Homeschool untuk Saya
- Salsabila Homeschool

- Jan 24, 2017
- 2 min read
Updated: Jun 14, 2020
Homeschooling bukan kata-kata yang baru bagi saya. Suami memperkenalkan kata ini sejak enam tahun yang lalu. Dirumah buku-buku seputar homeschool lengkap tersedia, sebut saja How children learn dan Learning all the time (John Holt), Dumbing us down (John Taylor Gatto), The Unschooling Unmanual (editor Jan and Jason Hunt), tetapi hal itu tidak membuat saya menjadi penasaran untuk mencari ilmu melalui buku-buku tersebut. Suamilah yang menceritakan kajian menarik dari dalam buku-buku tersebut sedikit demi sedikit hingga saya mulai sedikit kenal dengan homeschool.
Setelah saya menyelesaikan studi master, kembali kerumah, saya mulai intens untuk mendengarkan kajian dari Syekh Hamzah Yusuf, terutama seputar fitrah manusia, dan pengasuhan. Dari sini mulailah saya berusaha mencerna dan memahami cerita-cerita suami yang sering disampaikan kepada saya tentang homeschool.
Pada bulan Maret 2013 lalu, suami memberanikan diri membelikan kurikulum dari sebuah lembaga pendidikan Islam, Kinza Academy, untuk kedua anak kami. Kinza academy merupakan lembaga homeschool Islam pertama yang kami ketahui, diasuh oleh Nabila Hanson, adik dari Syekh Hamzah Yusuf, dan direkomendasikan oleh Syekh Hamzah Yusuf.
Email berisi attachment kurikulum dan beberapa forward newsletter dari lembaga pendidikan tersebut sukses masuk kedalam inbox email tanpa dibaca dengan seksama. Alhamdulillah dalam waktu sekitar 7 bulan setelahnya saya mulai membuka buka dan tertarik dengan konsep homeschool ini. Mulai mencari apa? bagaimana? dan mengapa proses belajar tanpa mediasi lembaga sekolah bisa berjalan?
Walau saya dan suami memiliki ketertarikan yang sama terhadap sesuatu hal/bidang, cara kami memperoleh pengetahuan dan informasi berbeda. Kalau suami bisa hanya melalui buku dan mendengarkan ceramah, saya lebih mudah menerima informasi melalui video, berinteraksi langsung melalui diskusi atau datang ke majelis/kelas. Tidak hanya orang dewasa, anak-anak pun belajar mengenai dunia melalui proses dan tehnik yang berbeda beda.
Salah satu kekurangan sekolah menurut saya adalah doktrinisasi dan keseragaman untuk hal yang bukan kebutuhan primer dan jujur saya pun menggunakan system ini kepada anak-anak saya.
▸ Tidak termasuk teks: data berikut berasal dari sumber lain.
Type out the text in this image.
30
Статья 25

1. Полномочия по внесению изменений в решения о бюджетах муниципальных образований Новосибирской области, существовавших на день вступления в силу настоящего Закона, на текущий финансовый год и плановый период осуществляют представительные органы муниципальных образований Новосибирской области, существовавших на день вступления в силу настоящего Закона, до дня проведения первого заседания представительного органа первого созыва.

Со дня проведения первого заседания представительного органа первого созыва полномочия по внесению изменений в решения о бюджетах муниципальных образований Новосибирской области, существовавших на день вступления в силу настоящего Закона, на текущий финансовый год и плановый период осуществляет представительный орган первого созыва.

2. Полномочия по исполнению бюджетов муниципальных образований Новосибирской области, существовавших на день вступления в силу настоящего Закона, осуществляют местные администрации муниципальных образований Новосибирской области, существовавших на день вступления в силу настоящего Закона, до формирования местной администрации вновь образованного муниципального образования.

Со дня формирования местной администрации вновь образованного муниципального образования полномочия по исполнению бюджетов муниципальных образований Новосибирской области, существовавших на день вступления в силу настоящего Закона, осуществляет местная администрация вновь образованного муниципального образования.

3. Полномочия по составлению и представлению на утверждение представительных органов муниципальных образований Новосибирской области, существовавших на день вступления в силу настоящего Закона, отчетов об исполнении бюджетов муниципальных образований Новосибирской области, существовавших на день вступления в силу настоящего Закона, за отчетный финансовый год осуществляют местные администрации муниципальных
Sulit rasanya untuk menerima ketika anak melakukan hal yang berbeda dengan anak-anak lainnya seusia sebayanya atau tidak melakukan sesuatu dengan cara yang menurut saya yang terbaik. Yang pada akhirnya tehnik ini adalah membuat hilangnya kreatifitas anak, keinginan untuk belajar dan kemampuan untuk mandiri. Saya mengalami kondisi dimana anak saya menjadi sangat tergantung, tidak mau berinisiatif, dan menjadi anak yang menunggu untuk diperintah.
Konsep homeschool, membangunkan saya untuk tidak terdoktrin oleh sekolah, bahwa pendidikan anak saya adalah tanggung jawab sepenuhnya oleh saya. Saya tidak bisa beralasan sekolah, tv, lingkungan yang mempengaruhi anak saya, karena saya mendidik mereka sendiri dan saya menjadi fasilitator untuk memberikan pengertian terhadap anak tentang faktor-faktor luar tersebut.